Зубов развел руками:

— Самые тяжелые недели. Потом легче будет, нужно выдержать. Как ты сам чувствуешь, не сдаешь?

— Я что! Мы вчера такой супешник варили. Леня Федоров назвал: "Бульон-жульон без лягушек". Он и в столовой каждому блюду свое прозвище дал. Говорит, что вкуснее кушать, когда красиво называется.

— Значит, не унываете?

— Этого у нас не может быть! — сказал Шурик.

Из взвода Зубов уходил с таким настроением, как будто сам зачерпнул из неиссякаемого источника комсомольской бодрости.

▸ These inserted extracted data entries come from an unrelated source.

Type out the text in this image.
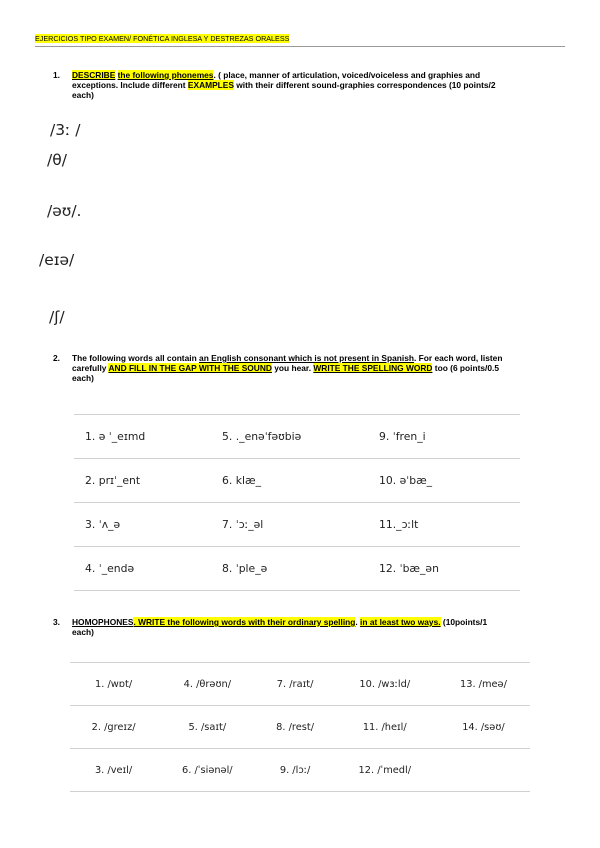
EJERCICIOS TIPO EXAMEN/ FONÉTICA INGLESA Y DESTREZAS ORALESS
1. DESCRIBE the following phonemes. ( place, manner of articulation, voiced/voiceless and graphies and
exceptions. Include different EXAMPLES with their different sound-graphies correspondences (10 points/2
each)
/3ː /
/θ/
/əʊ/.
/eɪə/
/ʃ/
2. The following words all contain an English consonant which is not present in Spanish. For each word, listen
carefully AND FILL IN THE GAP WITH THE SOUND you hear. WRITE THE SPELLING WORD too (6 points/0.5
each)
1. ə ˈ_eɪmd	5. ._enəˈfəʊbiə	9. ˈfren_i
2. prɪˈ_ent	6. klæ_	10. əˈbæ_
3. ˈʌ_ə	7. ˈɔː_əl	11._ɔːlt
4. ˈ_endə	8. ˈple_ə	12. ˈbæ_ən
3. HOMOPHONES. WRITE the following words with their ordinary spelling. in at least two ways. (10points/1
each)
1. /wɒt/	4. /θrəʊn/	7. /raɪt/	10. /wɜːld/	13. /meə/
2. /greɪz/	5. /saɪt/	8. /rest/	11. /heɪl/	14. /səʊ/
3. /veɪl/	6. /ˈsiənəl/	9. /lɔː/	12. /ˈmedl/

Патрулировали вчетвером. Впереди шли Шурик и Оля Светленькая, а сзади, отстав шагов на десять, солидно выступали Леня Федоров и Толя Душенков. Такое распределение сил Федоров объяснял просто:

— Маленьких всегда пускают вперед для затравки. А когда они ввяжутся, подходят взрослые и спрашивают: "Чего детей обижаете?" — и на законном основании — хрясь в морду!

Шурик хотя и смеялся, но чувствовал себя неловко. Особенно из-за Оли. Как ни старался он от нее избавиться, пришлось смириться. Она умела прилипать как смола, и никакие насмешки на нее не действовали. Хорошо еще, что в ватных штанах и в ватной куртке она мало чем отличалась от парня. Если бы, конечно, не лицо. Шурик даже отворачивался, чтобы не видеть ее откровенно девчоночьего лица. И всюду она совалась вперед, первой останавливала подозрительных и требовала документы. И получалось, что не она при Шурике, а Шурик при ней.

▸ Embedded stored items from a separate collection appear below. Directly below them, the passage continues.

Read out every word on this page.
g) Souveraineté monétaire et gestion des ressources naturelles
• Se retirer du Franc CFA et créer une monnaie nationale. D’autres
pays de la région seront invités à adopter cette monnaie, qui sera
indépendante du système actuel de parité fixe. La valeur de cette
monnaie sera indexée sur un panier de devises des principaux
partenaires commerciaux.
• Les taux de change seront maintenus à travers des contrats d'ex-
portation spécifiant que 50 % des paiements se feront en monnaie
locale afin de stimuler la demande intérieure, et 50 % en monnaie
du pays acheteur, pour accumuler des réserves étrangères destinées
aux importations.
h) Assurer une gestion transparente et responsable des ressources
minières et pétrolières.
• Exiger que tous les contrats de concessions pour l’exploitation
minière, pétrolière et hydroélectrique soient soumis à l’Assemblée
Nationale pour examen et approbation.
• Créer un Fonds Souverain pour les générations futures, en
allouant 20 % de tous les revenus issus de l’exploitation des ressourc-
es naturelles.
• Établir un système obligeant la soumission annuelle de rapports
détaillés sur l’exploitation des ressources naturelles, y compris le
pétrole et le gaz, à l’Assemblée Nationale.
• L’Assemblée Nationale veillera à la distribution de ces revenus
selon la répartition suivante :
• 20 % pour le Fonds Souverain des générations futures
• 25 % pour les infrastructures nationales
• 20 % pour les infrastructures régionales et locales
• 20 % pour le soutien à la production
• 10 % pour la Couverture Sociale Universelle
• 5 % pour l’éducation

Не много людей ходило теперь по улицам, особенно вечером. Каждое новое лицо бросалось в глаза. Незнакомого человека останавливали и дотошно осматривали все печати и подписи в паспорте.

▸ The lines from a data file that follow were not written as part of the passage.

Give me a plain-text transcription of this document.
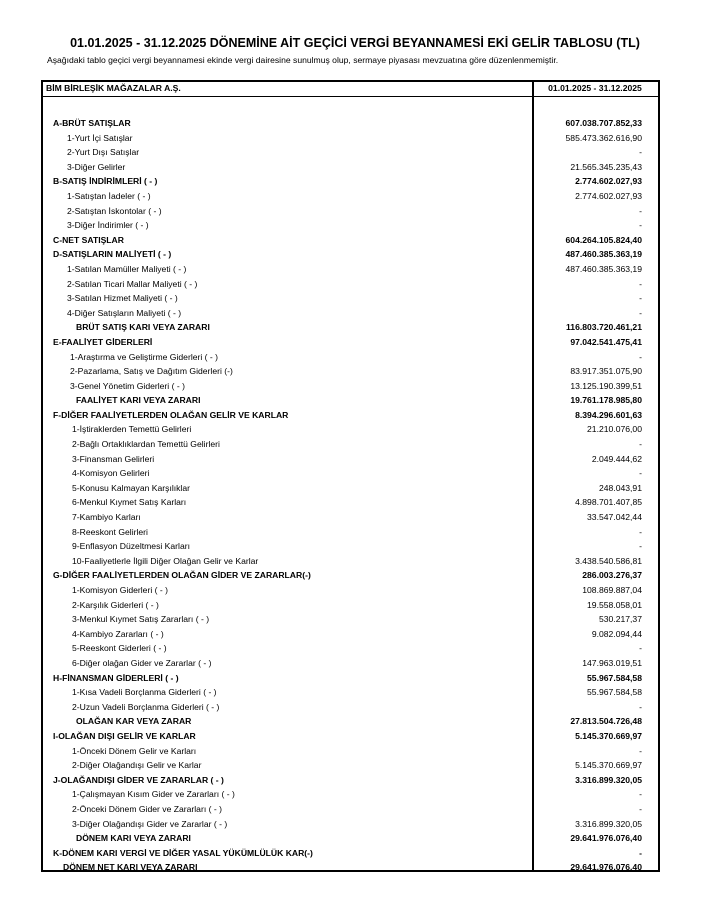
01.01.2025 - 31.12.2025 DÖNEMİNE AİT GEÇİCİ VERGİ BEYANNAMESİ EKİ GELİR TABLOSU (TL)
Aşağıdaki tablo geçici vergi beyannamesi ekinde vergi dairesine sunulmuş olup, sermaye piyasası mevzuatına göre düzenlenmemiştir.
BİM BİRLEŞİK MAĞAZALAR A.Ş.	01.01.2025 - 31.12.2025
A-BRÜT SATIŞLAR	607.038.707.852,33
1-Yurt İçi Satışlar	585.473.362.616,90
2-Yurt Dışı Satışlar	-
3-Diğer Gelirler	21.565.345.235,43
B-SATIŞ İNDİRİMLERİ ( - )	2.774.602.027,93
1-Satıştan İadeler ( - )	2.774.602.027,93
2-Satıştan İskontolar ( - )	-
3-Diğer İndirimler ( - )	-
C-NET SATIŞLAR	604.264.105.824,40
D-SATIŞLARIN MALİYETİ ( - )	487.460.385.363,19
1-Satılan Mamüller Maliyeti ( - )	487.460.385.363,19
2-Satılan Ticari Mallar Maliyeti ( - )	-
3-Satılan Hizmet Maliyeti ( - )	-
4-Diğer Satışların Maliyeti ( - )	-
BRÜT SATIŞ KARI VEYA ZARARI	116.803.720.461,21
E-FAALİYET GİDERLERİ	97.042.541.475,41
1-Araştırma ve Geliştirme Giderleri ( - )	-
2-Pazarlama, Satış ve Dağıtım Giderleri (-)	83.917.351.075,90
3-Genel Yönetim Giderleri ( - )	13.125.190.399,51
FAALİYET KARI VEYA ZARARI	19.761.178.985,80
F-DİĞER FAALİYETLERDEN OLAĞAN GELİR VE KARLAR	8.394.296.601,63
1-İştiraklerden Temettü Gelirleri	21.210.076,00
2-Bağlı Ortaklıklardan Temettü Gelirleri	-
3-Finansman Gelirleri	2.049.444,62
4-Komisyon Gelirleri	-
5-Konusu Kalmayan Karşılıklar	248.043,91
6-Menkul Kıymet Satış Karları	4.898.701.407,85
7-Kambiyo Karları	33.547.042,44
8-Reeskont Gelirleri	-
9-Enflasyon Düzeltmesi Karları	-
10-Faaliyetlerle İlgili Diğer Olağan Gelir ve Karlar	3.438.540.586,81
G-DİĞER FAALİYETLERDEN OLAĞAN GİDER VE ZARARLAR(-)	286.003.276,37
1-Komisyon Giderleri ( - )	108.869.887,04
2-Karşılık Giderleri ( - )	19.558.058,01
3-Menkul Kıymet Satış Zararları ( - )	530.217,37
4-Kambiyo Zararları ( - )	9.082.094,44
5-Reeskont Giderleri ( - )	-
6-Diğer olağan Gider ve Zararlar ( - )	147.963.019,51
H-FİNANSMAN GİDERLERİ ( - )	55.967.584,58
1-Kısa Vadeli Borçlanma Giderleri ( - )	55.967.584,58
2-Uzun Vadeli Borçlanma Giderleri ( - )	-
OLAĞAN KAR VEYA ZARAR	27.813.504.726,48
I-OLAĞAN DIŞI GELİR VE KARLAR	5.145.370.669,97
1-Önceki Dönem Gelir ve Karları	-
2-Diğer Olağandışı Gelir ve Karlar	5.145.370.669,97
J-OLAĞANDIŞI GİDER VE ZARARLAR ( - )	3.316.899.320,05
1-Çalışmayan Kısım Gider ve Zararları ( - )	-
2-Önceki Dönem Gider ve Zararları ( - )	-
3-Diğer Olağandışı Gider ve Zararlar ( - )	3.316.899.320,05
DÖNEM KARI VEYA ZARARI	29.641.976.076,40
K-DÖNEM KARI VERGİ VE DİĞER YASAL YÜKÜMLÜLÜK KAR(-)	-
DÖNEM NET KARI VEYA ZARARI	29.641.976.076,40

Однажды остановили длинного бородатого мужчину в бабьем платке и с туго набитым вещевым мешком. Он исподлобья глянул на Олю, потом на Шурика, оттолкнул обоих и побежал, не шибко, но побежал. У бойцов комсомольского полка не было никакого оружия. Зато у каждого был свисток. Оля, упав от толчка, успела засвистеть. К ней присоединились еще три свистка. Из подворотен выбежали дежурные команд МПВО, и бородатого задержали. Он оказался вором, и его торжественно отвели в отделение.